Beranda Daerah Identitas Korban Banjir di Kawasan Industri Candi Semarang Terungkap, Begini Kronologinya

Identitas Korban Banjir di Kawasan Industri Candi Semarang Terungkap, Begini Kronologinya

Hujan yang sangat lebat membuat debit air meningkat drastis hingga menciptakan arus banjir yang sangat kuat

banjir Semarang mengakibatkan wanita menjadi korban
Ilustrasi Tim SAR gabungan membawa jasad korban ditemukan di Sungai Silandak, Kelurahan Purwoyoso RT 02/RW 04, Kecamatan Ngaliyan, Jumat (15/5/2026). (Foto: AI)

SEMARANG, Jatengnews.id – Pihak kepolisian akhirnya mengungkap identitas dan kronologi lengkap mengenai seorang wanita yang ditemukan meninggal dunia akibat terseret arus banjir di Kawasan Industri Candi (KIC), Kecamatan Ngaliyan, Kota Semarang, pada Jumat (15/5/2026) malam.

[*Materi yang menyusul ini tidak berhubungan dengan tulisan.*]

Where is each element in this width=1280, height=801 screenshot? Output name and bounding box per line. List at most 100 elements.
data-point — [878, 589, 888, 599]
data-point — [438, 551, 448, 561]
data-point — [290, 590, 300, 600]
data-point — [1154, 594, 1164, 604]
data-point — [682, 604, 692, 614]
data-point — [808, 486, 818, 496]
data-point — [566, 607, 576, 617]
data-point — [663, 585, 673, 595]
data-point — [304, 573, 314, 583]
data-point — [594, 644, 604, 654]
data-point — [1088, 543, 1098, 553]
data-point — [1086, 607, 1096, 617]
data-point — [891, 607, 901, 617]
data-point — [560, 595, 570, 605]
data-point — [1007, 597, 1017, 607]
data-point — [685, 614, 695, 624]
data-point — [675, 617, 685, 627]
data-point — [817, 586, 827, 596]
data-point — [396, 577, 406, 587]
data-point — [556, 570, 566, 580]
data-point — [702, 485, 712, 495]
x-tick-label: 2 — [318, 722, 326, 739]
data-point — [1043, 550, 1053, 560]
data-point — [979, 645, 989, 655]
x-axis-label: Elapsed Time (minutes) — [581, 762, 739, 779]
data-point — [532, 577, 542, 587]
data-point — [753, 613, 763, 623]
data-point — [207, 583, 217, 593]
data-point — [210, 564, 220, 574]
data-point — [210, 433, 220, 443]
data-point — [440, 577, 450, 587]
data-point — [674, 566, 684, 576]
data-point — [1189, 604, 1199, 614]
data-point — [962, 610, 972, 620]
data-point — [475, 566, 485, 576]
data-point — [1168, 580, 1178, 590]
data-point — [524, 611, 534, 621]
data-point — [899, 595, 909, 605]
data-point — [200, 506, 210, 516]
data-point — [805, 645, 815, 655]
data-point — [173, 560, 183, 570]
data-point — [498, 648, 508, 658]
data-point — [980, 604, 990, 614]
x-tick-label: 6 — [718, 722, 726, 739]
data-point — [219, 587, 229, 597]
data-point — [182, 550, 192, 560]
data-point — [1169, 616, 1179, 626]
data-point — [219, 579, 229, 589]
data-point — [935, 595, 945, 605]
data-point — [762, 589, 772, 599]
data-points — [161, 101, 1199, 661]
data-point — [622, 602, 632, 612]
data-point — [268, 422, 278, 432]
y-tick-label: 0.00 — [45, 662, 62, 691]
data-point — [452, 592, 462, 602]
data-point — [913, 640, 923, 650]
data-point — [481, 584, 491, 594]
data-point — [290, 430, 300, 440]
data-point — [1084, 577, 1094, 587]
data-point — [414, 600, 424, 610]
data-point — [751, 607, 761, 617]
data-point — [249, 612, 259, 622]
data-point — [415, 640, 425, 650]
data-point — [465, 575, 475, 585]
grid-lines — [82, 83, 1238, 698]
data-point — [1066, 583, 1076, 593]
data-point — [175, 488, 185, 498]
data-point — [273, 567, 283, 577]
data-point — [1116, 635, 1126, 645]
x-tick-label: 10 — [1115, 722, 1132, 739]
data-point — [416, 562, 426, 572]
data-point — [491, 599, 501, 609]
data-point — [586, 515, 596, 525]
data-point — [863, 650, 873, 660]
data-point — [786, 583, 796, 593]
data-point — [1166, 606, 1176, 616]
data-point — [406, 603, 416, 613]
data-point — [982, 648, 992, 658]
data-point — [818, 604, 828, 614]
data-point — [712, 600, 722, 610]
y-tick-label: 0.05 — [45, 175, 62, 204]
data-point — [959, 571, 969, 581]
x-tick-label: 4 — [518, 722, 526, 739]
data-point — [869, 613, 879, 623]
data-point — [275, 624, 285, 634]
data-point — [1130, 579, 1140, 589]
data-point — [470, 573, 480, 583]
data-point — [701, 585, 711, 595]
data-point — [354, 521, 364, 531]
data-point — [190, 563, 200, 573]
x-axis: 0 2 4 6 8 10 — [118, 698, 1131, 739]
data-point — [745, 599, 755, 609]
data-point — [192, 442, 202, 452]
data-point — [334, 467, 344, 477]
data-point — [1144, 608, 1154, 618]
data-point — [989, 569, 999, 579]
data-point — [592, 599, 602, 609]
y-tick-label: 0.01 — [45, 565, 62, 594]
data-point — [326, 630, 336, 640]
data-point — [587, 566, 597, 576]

Kapolsek Ngaliyan, Kompol Aliet Alphard, menjelaskan bahwa korban diduga kuat hanyut saat melintasi kawasan tersebut di tengah guyuran hujan deras.

Berdasarkan keterangan ayah kandung korban, peristiwa tragis ini bermula sekitar pukul 17.00 WIB. Saat itu, korban berangkat dari rumahnya di daerah Perbalan, Purwosari, Semarang Utara, menggunakan sepeda motor Honda Scoopy krem bernomor polisi H 5226 EAA. Korban diketahui hendak menuju ke Kawasan Industri Gatot Subroto (Gatsu), Ngaliyan.

Namun, sesampainya di kawasan Ngaliyan, cuaca buruk melanda wilayah tersebut. Hujan yang sangat lebat membuat debit air meningkat drastis hingga menciptakan arus banjir yang sangat kuat.

“Diduga karena kondisi hujan deras yang ekstrem di kawasan tersebut, korban tidak mampu bertahan dan langsung terbawa arus banjir,” ujar Kompol Aliet.

Komandan Tim Rescue Kantor SAR Semarang, Nur Mustofa, menambahkan bahwa arus deras tersebut langsung menyeret tubuh korban dan membawanya masuk ke dalam aliran sungai. Peristiwa naas ini diperkirakan terjadi sekitar pukul 18.00 WIB, tepat saat hujan lebat mengguyur wilayah KIC Krapyak.

Mendapat laporan tersebut, tim SAR gabungan langsung bergerak cepat menuju lokasi kejadian untuk melakukan penyisiran. Setelah melakukan pencarian intensif selama kurang lebih dua jam, petugas akhirnya menemukan korban pada pukul 20.30 WIB dalam kondisi sudah tidak bernyawa.

Jasad korban ditemukan di aliran Sungai Silandak, Kelurahan Purwoyoso RT 02/RW 04, Kecamatan Ngaliyan. Lokasi penemuan ini berjarak sekitar 2 kilometer dari titik awal tempat korban dilaporkan hilang.

Proses evakuasi jenazah sempat berjalan dramatis dan terkendala medan yang sulit. Petugas menemukan jasad korban dalam posisi tengkurap dan tersangkut di dekat kandang ayam. Karena akses jalan menuju lokasi sangat sempit, tim SAR terpaksa mengevakuasi jenazah secara estafet hingga mencapai mobil ambulans untuk kemudian dibawa ke RSUP Dr. Kariadi Semarang.

“Posisinya tengkurap. Karena aksesnya sangat sempit, tim terpaksa melakukan evakuasi secara estafet,” jelas Mustofa.

Setelah dilakukan pemeriksaan lebih lanjut, pihak kepolisian memastikan tidak ada tanda-tanda kekerasan pada tubuh korban. Korban murni meninggal dunia akibat musibah terseret arus.

Berdasarkan data dari pihak kepolisian, berikut adalah identitas lengkap korban banjir tersebut, Nama Lengkap: Kurnia Suci Marsella. Jenis Kelamin: Perempuan. Tempat, Tanggal Lahir: Semarang, 21 Maret 2004 dan Alamat Tinggal: Perbalan, Purwosari, Semarang Utara. (01).